Изменить размер шрифта - +
  Сейчас решается вопрос, либо бригада в полном составе выдвигается затыкать дыру на фронте, либо танковый полк поднимает мятеж. И решиться этот вопрос в течение суток.

— Ага… Либо бригада в полном составе разбегается, — подсказал Трофимов.

— Хороший вариант. Но нам от этого не легче.  Эритрейцам до города от фронта — сутки маршем.

— Это если по-нашему считать. Если по-негритянски, то все двое, — поправил Трофимов.

Здесь, где солнце лютовало половину дня, люди отсчитывали время по-особенному, что долго не могло уложиться в головах европейцев.  Африканец не приплюсовывал время вынужденной паузы из-за жары, а наоборот, вычитал ее, искренне считая, что «мертвое» время временем считаться не может. Он с чистой совестью ложился в тень отдыхать, будучи твердо уверенным, что время, пока жарит солнце, остановило свой бег. В результате такой «забавной математики» расчетное время марша в пять часов оборачивалось во все шестнадцать, но доказать это африканцу было невозможно.

— Не принципиально, — обреченно обронил Ляшко, уронив край занавески.

Вернулся на свое место. Поболтал остатки чая в чашке. Вид у него был, как у сома, который уже перестал трепыхаться на песке.
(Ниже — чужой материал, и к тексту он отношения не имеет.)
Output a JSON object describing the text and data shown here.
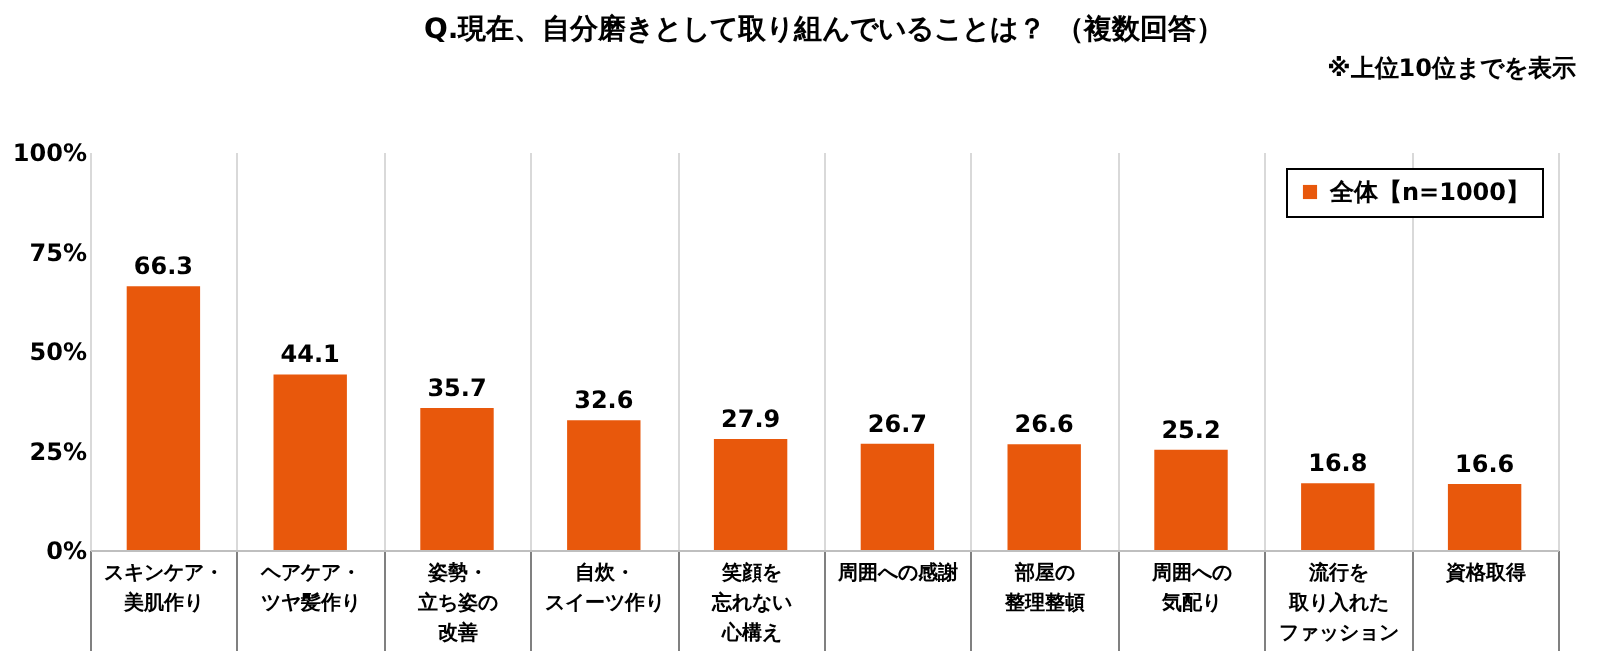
{
  "chart_data": {
    "type": "bar",
    "title": "Q.現在、自分磨きとして取り組んでいることは？ （複数回答）",
    "annotations": [
      "※上位10位までを表示"
    ],
    "categories": [
      "スキンケア・美肌作り",
      "ヘアケア・ツヤ髪作り",
      "姿勢・立ち姿の改善",
      "自炊・スイーツ作り",
      "笑顔を忘れない心構え",
      "周囲への感謝",
      "部屋の整理整頓",
      "周囲への気配り",
      "流行を取り入れたファッション",
      "資格取得"
    ],
    "series": [
      {
        "name": "全体【n=1000】",
        "color": "#e8580c",
        "values": [
          66.3,
          44.1,
          35.7,
          32.6,
          27.9,
          26.7,
          26.6,
          25.2,
          16.8,
          16.6
        ]
      }
    ],
    "ylim": [
      0,
      100
    ],
    "yticks": [
      {
        "value": 0,
        "label": "0%"
      },
      {
        "value": 25,
        "label": "25%"
      },
      {
        "value": 50,
        "label": "50%"
      },
      {
        "value": 75,
        "label": "75%"
      },
      {
        "value": 100,
        "label": "100%"
      }
    ],
    "grid": "x",
    "legend": "top right",
    "data_labels": true
  }
}
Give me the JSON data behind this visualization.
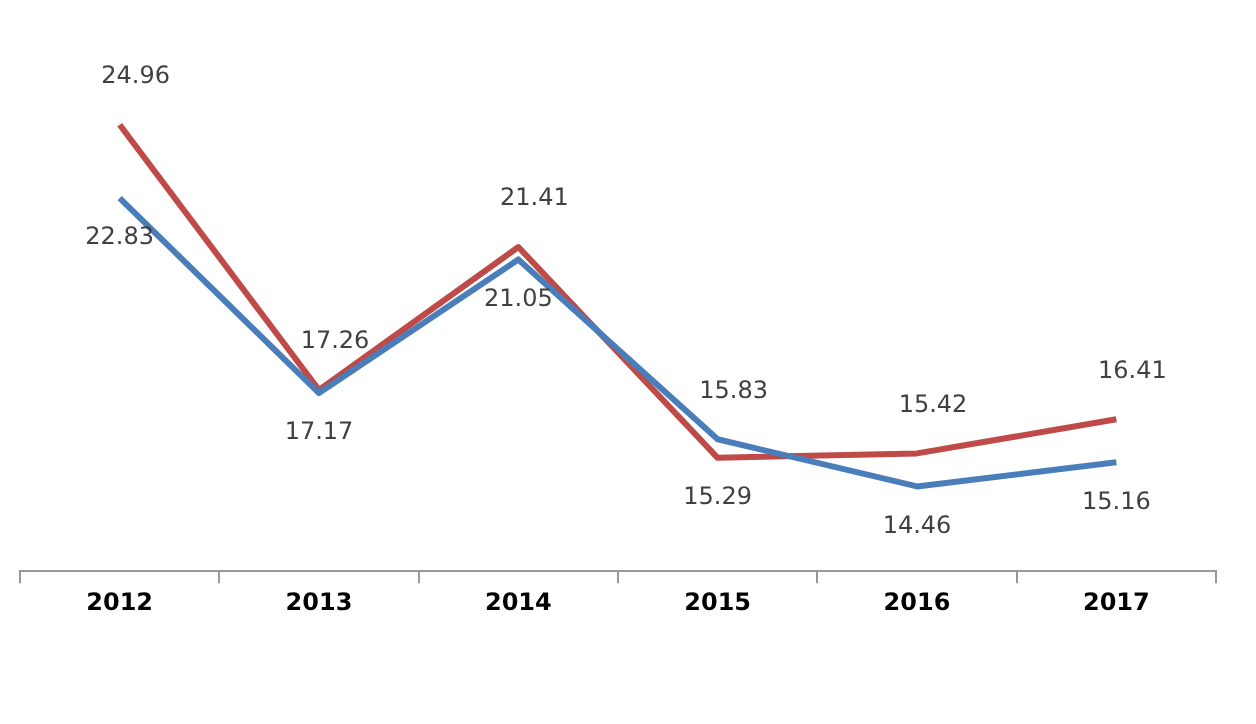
{
  "chart_data": {
    "type": "line",
    "categories": [
      "2012",
      "2013",
      "2014",
      "2015",
      "2016",
      "2017"
    ],
    "series": [
      {
        "color": "#4a7ebb",
        "values": [
          22.83,
          17.17,
          21.05,
          15.83,
          14.46,
          15.16
        ]
      },
      {
        "color": "#be4b48",
        "values": [
          24.96,
          17.26,
          21.41,
          15.29,
          15.42,
          16.41
        ]
      }
    ],
    "tick_labels": "x",
    "data_labels": true,
    "marker": "none",
    "line_style": "solid"
  }
}
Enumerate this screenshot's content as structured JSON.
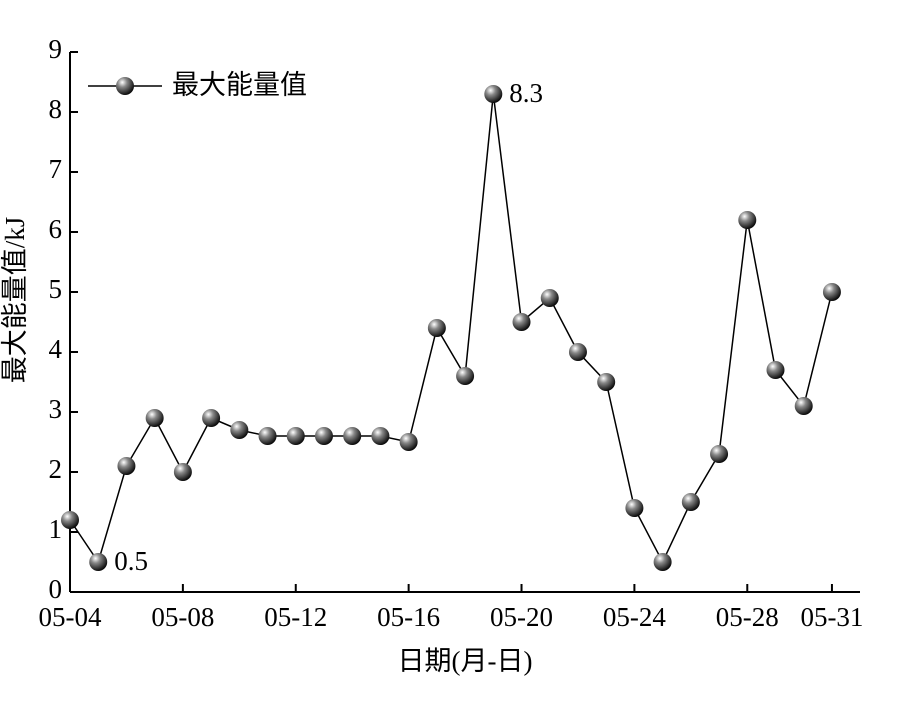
{
  "chart_data": {
    "type": "line",
    "xlabel": "日期(月-日)",
    "ylabel": "最大能量值/kJ",
    "categories": [
      "05-04",
      null,
      null,
      null,
      "05-08",
      null,
      null,
      null,
      "05-12",
      null,
      null,
      null,
      "05-16",
      null,
      null,
      null,
      "05-20",
      null,
      null,
      null,
      "05-24",
      null,
      null,
      null,
      "05-28",
      null,
      null,
      "05-31"
    ],
    "series": [
      {
        "name": "最大能量值",
        "color": "#000000",
        "values": [
          1.2,
          0.5,
          2.1,
          2.9,
          2.0,
          2.9,
          2.7,
          2.6,
          2.6,
          2.6,
          2.6,
          2.6,
          2.5,
          4.4,
          3.6,
          8.3,
          4.5,
          4.9,
          4.0,
          3.5,
          1.4,
          0.5,
          1.5,
          2.3,
          6.2,
          3.7,
          3.1,
          5.0
        ]
      }
    ],
    "annotations": [
      "0.5",
      "8.3"
    ],
    "ylim": [
      0,
      9
    ],
    "yticks": [
      0,
      1,
      2,
      3,
      4,
      5,
      6,
      7,
      8,
      9
    ],
    "legend": "upper left"
  }
}
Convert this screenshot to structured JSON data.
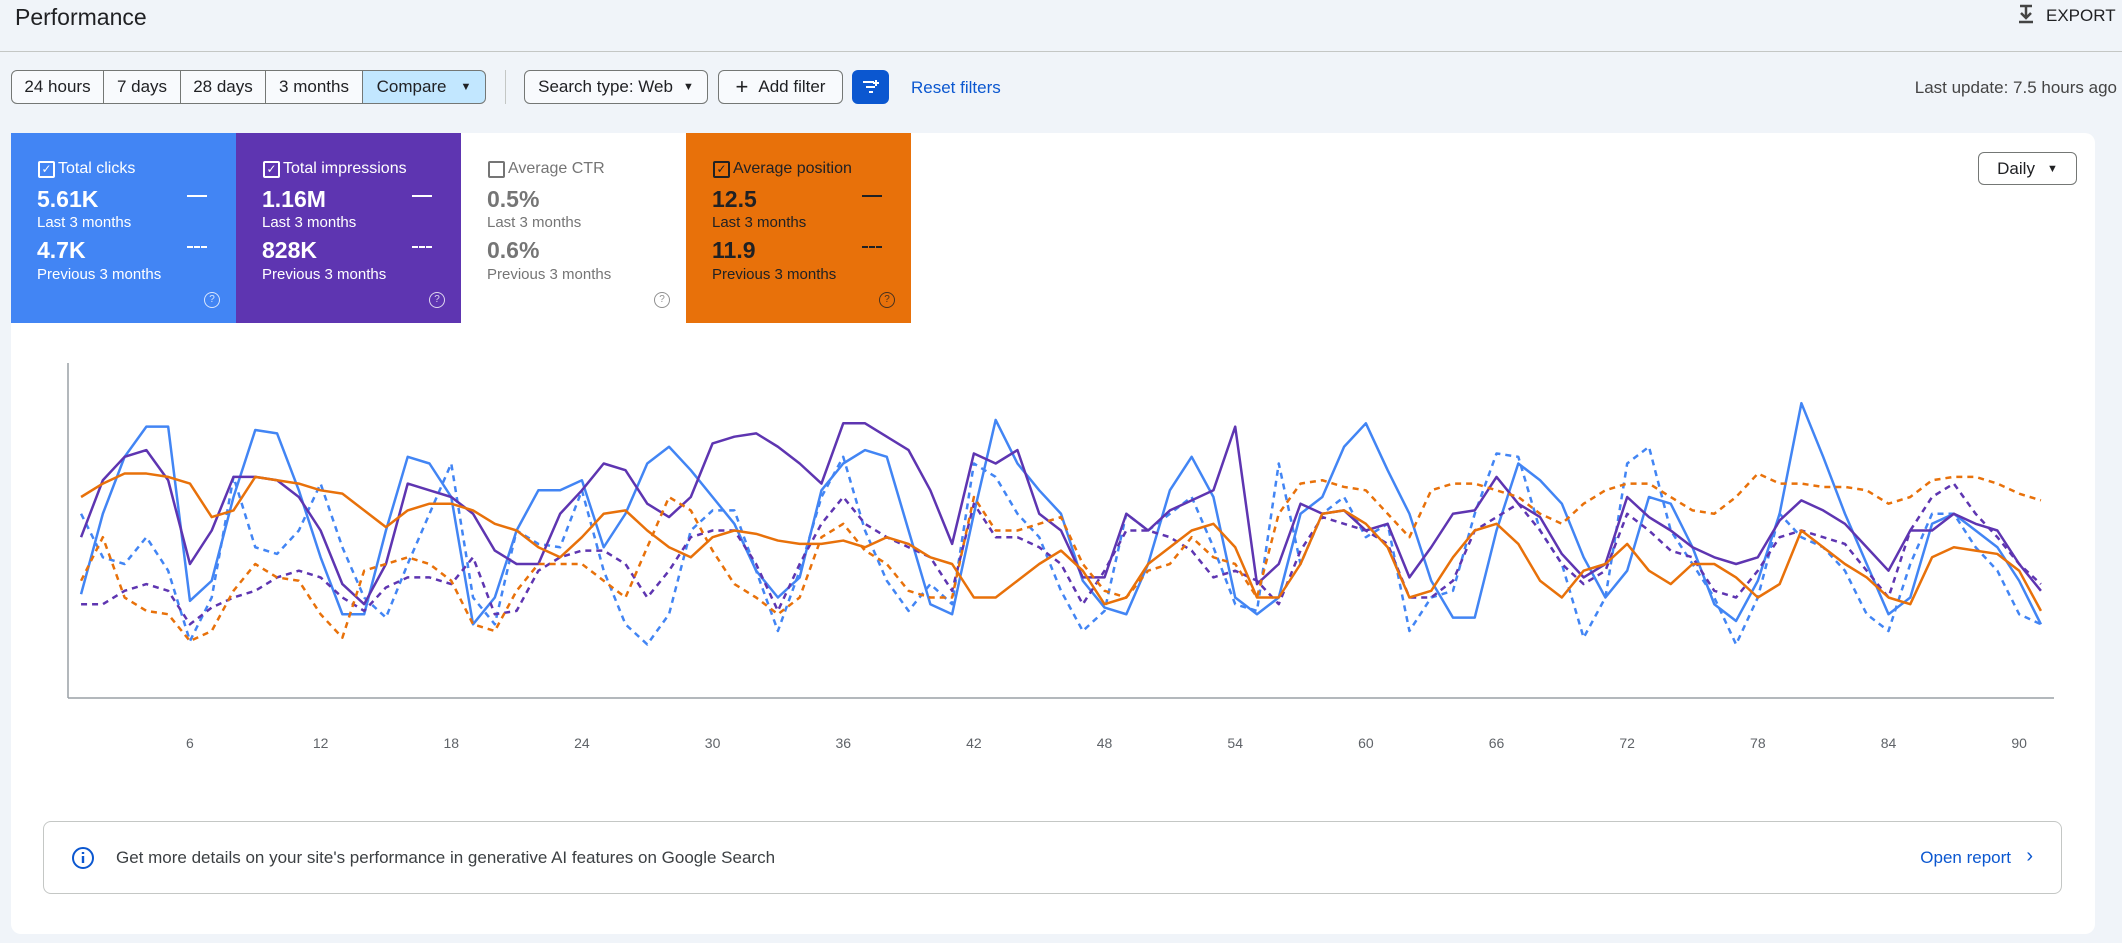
{
  "header": {
    "title": "Performance",
    "export": "EXPORT"
  },
  "toolbar": {
    "ranges": [
      "24 hours",
      "7 days",
      "28 days",
      "3 months"
    ],
    "compare": "Compare",
    "search_type": "Search type: Web",
    "add_filter": "Add filter",
    "reset_filters": "Reset filters",
    "last_update": "Last update: 7.5 hours ago"
  },
  "metrics": [
    {
      "label": "Total clicks",
      "current": "5.61K",
      "current_period": "Last 3 months",
      "previous": "4.7K",
      "previous_period": "Previous 3 months",
      "checked": true,
      "color": "#4285f4",
      "text_color": "#ffffff"
    },
    {
      "label": "Total impressions",
      "current": "1.16M",
      "current_period": "Last 3 months",
      "previous": "828K",
      "previous_period": "Previous 3 months",
      "checked": true,
      "color": "#5e35b1",
      "text_color": "#ffffff"
    },
    {
      "label": "Average CTR",
      "current": "0.5%",
      "current_period": "Last 3 months",
      "previous": "0.6%",
      "previous_period": "Previous 3 months",
      "checked": false,
      "color": "#ffffff",
      "text_color": "#757575"
    },
    {
      "label": "Average position",
      "current": "12.5",
      "current_period": "Last 3 months",
      "previous": "11.9",
      "previous_period": "Previous 3 months",
      "checked": true,
      "color": "#e8710a",
      "text_color": "#202124"
    }
  ],
  "granularity": "Daily",
  "chart_data": {
    "type": "line",
    "x": [
      1,
      2,
      3,
      4,
      5,
      6,
      7,
      8,
      9,
      10,
      11,
      12,
      13,
      14,
      15,
      16,
      17,
      18,
      19,
      20,
      21,
      22,
      23,
      24,
      25,
      26,
      27,
      28,
      29,
      30,
      31,
      32,
      33,
      34,
      35,
      36,
      37,
      38,
      39,
      40,
      41,
      42,
      43,
      44,
      45,
      46,
      47,
      48,
      49,
      50,
      51,
      52,
      53,
      54,
      55,
      56,
      57,
      58,
      59,
      60,
      61,
      62,
      63,
      64,
      65,
      66,
      67,
      68,
      69,
      70,
      71,
      72,
      73,
      74,
      75,
      76,
      77,
      78,
      79,
      80,
      81,
      82,
      83,
      84,
      85,
      86,
      87,
      88,
      89,
      90,
      91
    ],
    "xlim": [
      0.4,
      91.6
    ],
    "xticks": [
      6,
      12,
      18,
      24,
      30,
      36,
      42,
      48,
      54,
      60,
      66,
      72,
      78,
      84,
      90
    ],
    "ylim": [
      0,
      100
    ],
    "series": [
      {
        "color": "#4285f4",
        "dashed": false,
        "values": [
          31,
          55,
          72,
          81,
          81,
          29,
          35,
          60,
          80,
          79,
          62,
          42,
          25,
          25,
          50,
          72,
          70,
          60,
          22,
          30,
          50,
          62,
          62,
          65,
          45,
          55,
          70,
          75,
          68,
          60,
          52,
          38,
          30,
          36,
          62,
          70,
          74,
          72,
          50,
          28,
          25,
          55,
          83,
          70,
          62,
          55,
          35,
          27,
          25,
          40,
          62,
          72,
          60,
          30,
          25,
          30,
          55,
          60,
          75,
          82,
          68,
          55,
          35,
          24,
          24,
          50,
          70,
          65,
          58,
          42,
          30,
          38,
          60,
          58,
          45,
          28,
          23,
          35,
          55,
          88,
          72,
          55,
          40,
          25,
          30,
          52,
          55,
          50,
          45,
          35,
          22
        ]
      },
      {
        "color": "#4285f4",
        "dashed": true,
        "values": [
          55,
          42,
          40,
          48,
          38,
          17,
          30,
          66,
          45,
          43,
          50,
          64,
          45,
          30,
          24,
          40,
          55,
          70,
          30,
          22,
          50,
          46,
          45,
          62,
          38,
          22,
          16,
          25,
          50,
          56,
          56,
          38,
          20,
          38,
          60,
          72,
          50,
          35,
          26,
          34,
          28,
          70,
          66,
          55,
          48,
          32,
          20,
          26,
          55,
          50,
          55,
          60,
          45,
          28,
          26,
          70,
          40,
          55,
          60,
          48,
          52,
          20,
          30,
          32,
          55,
          73,
          72,
          50,
          40,
          18,
          30,
          70,
          75,
          50,
          40,
          30,
          16,
          30,
          55,
          48,
          45,
          38,
          25,
          20,
          40,
          55,
          55,
          45,
          38,
          25,
          22
        ]
      },
      {
        "color": "#5e35b1",
        "dashed": false,
        "values": [
          48,
          65,
          72,
          74,
          65,
          40,
          50,
          66,
          66,
          65,
          60,
          50,
          34,
          28,
          40,
          64,
          62,
          60,
          55,
          44,
          40,
          40,
          55,
          62,
          70,
          68,
          58,
          54,
          60,
          76,
          78,
          79,
          75,
          70,
          64,
          82,
          82,
          78,
          74,
          62,
          46,
          73,
          70,
          74,
          55,
          50,
          36,
          36,
          55,
          50,
          56,
          59,
          62,
          81,
          34,
          40,
          58,
          55,
          56,
          50,
          52,
          36,
          45,
          55,
          56,
          66,
          58,
          54,
          43,
          36,
          40,
          60,
          54,
          50,
          45,
          42,
          40,
          42,
          53,
          59,
          56,
          52,
          45,
          38,
          50,
          50,
          55,
          52,
          50,
          40,
          32
        ]
      },
      {
        "color": "#5e35b1",
        "dashed": true,
        "values": [
          28,
          28,
          32,
          34,
          32,
          22,
          27,
          30,
          32,
          36,
          38,
          36,
          30,
          26,
          33,
          36,
          36,
          34,
          42,
          25,
          26,
          38,
          42,
          44,
          44,
          40,
          30,
          38,
          48,
          50,
          50,
          40,
          26,
          40,
          52,
          60,
          52,
          48,
          45,
          42,
          32,
          58,
          48,
          48,
          45,
          40,
          28,
          38,
          50,
          50,
          48,
          44,
          36,
          38,
          35,
          28,
          44,
          54,
          52,
          50,
          46,
          30,
          30,
          35,
          50,
          54,
          58,
          50,
          40,
          34,
          38,
          55,
          50,
          44,
          42,
          32,
          30,
          38,
          48,
          50,
          48,
          46,
          38,
          30,
          50,
          60,
          64,
          55,
          48,
          40,
          34
        ]
      },
      {
        "color": "#e8710a",
        "dashed": false,
        "values": [
          60,
          64,
          67,
          67,
          66,
          64,
          54,
          56,
          66,
          65,
          64,
          62,
          61,
          56,
          51,
          56,
          58,
          58,
          56,
          52,
          50,
          45,
          42,
          48,
          55,
          56,
          50,
          45,
          42,
          48,
          50,
          49,
          47,
          46,
          46,
          47,
          45,
          48,
          46,
          42,
          40,
          30,
          30,
          35,
          40,
          44,
          38,
          28,
          30,
          40,
          45,
          50,
          52,
          45,
          30,
          30,
          40,
          55,
          56,
          52,
          45,
          30,
          32,
          42,
          50,
          52,
          46,
          35,
          30,
          38,
          40,
          46,
          38,
          34,
          40,
          40,
          36,
          30,
          34,
          50,
          45,
          40,
          36,
          30,
          28,
          42,
          45,
          44,
          43,
          38,
          26
        ]
      },
      {
        "color": "#e8710a",
        "dashed": true,
        "values": [
          35,
          48,
          30,
          26,
          25,
          17,
          20,
          32,
          40,
          36,
          35,
          25,
          18,
          38,
          40,
          42,
          40,
          35,
          22,
          20,
          32,
          40,
          40,
          40,
          35,
          30,
          45,
          60,
          56,
          44,
          34,
          30,
          25,
          30,
          48,
          52,
          44,
          40,
          32,
          30,
          30,
          60,
          50,
          50,
          52,
          54,
          40,
          32,
          30,
          38,
          40,
          48,
          42,
          40,
          30,
          55,
          64,
          65,
          63,
          62,
          55,
          48,
          62,
          64,
          64,
          62,
          60,
          55,
          52,
          58,
          62,
          64,
          64,
          60,
          56,
          55,
          60,
          67,
          64,
          64,
          63,
          63,
          62,
          58,
          60,
          65,
          66,
          66,
          64,
          61,
          59
        ]
      }
    ]
  },
  "banner": {
    "text": "Get more details on your site's performance in generative AI features on Google Search",
    "link": "Open report"
  }
}
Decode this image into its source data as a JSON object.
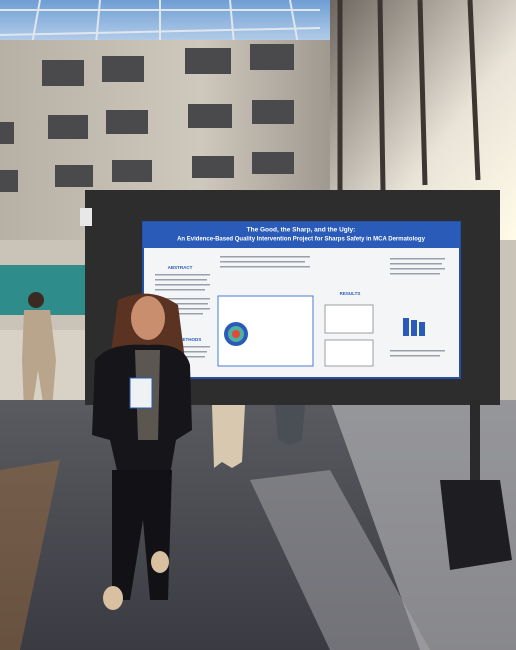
{
  "poster": {
    "title": "The Good, the Sharp, and the Ugly:",
    "subtitle": "An Evidence-Based Quality Intervention Project for Sharps Safety in MCA Dermatology",
    "sections": [
      "ABSTRACT",
      "METHODS",
      "RESULTS"
    ]
  }
}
Трофимов почувствовал, что сейчас Ляшко разразиться матерным обзором военно-политической обстановки в мире и в Эфиопии в частности, с непременным упоминанием родственниц женского пола членов Политбюро и генералитета.

— Если больше ничего нет, я пойду. Орлов надолго без присмотра оставлять нельзя. Обязательно во что-то вляпаются.

Он встал.

— Как твои мужики? — невпопад и уже слишком поздно поинтересовался Ляшко.

— А как они могут быть? Две недели в пустыне. Уже облизывались  «три топора» в полный рост отметить — и домой.

— Что еще за «три топора»?

— Кодовый сигнал «три семерки» — «Возвращайтесь на базу». Символично. Праздник, можно сказать. И портвейн такой был «три семерки», в народе — «три топора».

Ляшко натужно хохотнул.

— М-да, остряки…  Ладно, время пошло. Задача ясна?

— Так точно, — без особого энтузиазма ответил Трофимов. — Пойду готовить вылет.

Он шагнул к дверям. На пороге его догнал голос Ляшко.

— Троих человек в мое распоряжение пришли.

Трофимов медленно развернулся. Тяжелым взглядом уперся в блестевшее от испарины лицо Ляшко. У того хватило сил вякнуть команду, но в глазах не было ни капли уверенности, что она будет выполнена.

 Батя посмотрел за порог на малохольного связиста.

Молча кивнул.

 

* * *

 

Всю дорогу Батя напряженно молчал. Глаз за черными стеклами очков видно не было, и Максимову показалось, что Батя по доброй армейской привычке ненадолго закемарил.

Оказалось, нет.

Стоило «уазику» свернуть за угол пакгауза, Батя издал короткий рык.

Тылом вертолетной площадки  служили задние стены пакгаузов танкового полка. Остальные три стороны периметра пунктиром обозначил забор с колючкой. В дальнем конце под чахлым деревом стоял вагончик для летного состава. Рядом с ним растянули брезентовый навес, под которым по приказу Бати должна была отлеживаться группа.

 

Сейчас минимум половина из нее, точнее в расплавленном воздухе не рассмотреть, шаталась вокруг  шатра в голом виде. В трусах, конечно, но такого синего армейского вида, что о принадлежности группы к советской армии сомнений не оставалось даже у местных жителей.  В центре мелькал белым  на заднице кто-то долговязый.

Над шатром поднимался белесый дым.

— Живоглоты, — без особой злобы выдавил Батя.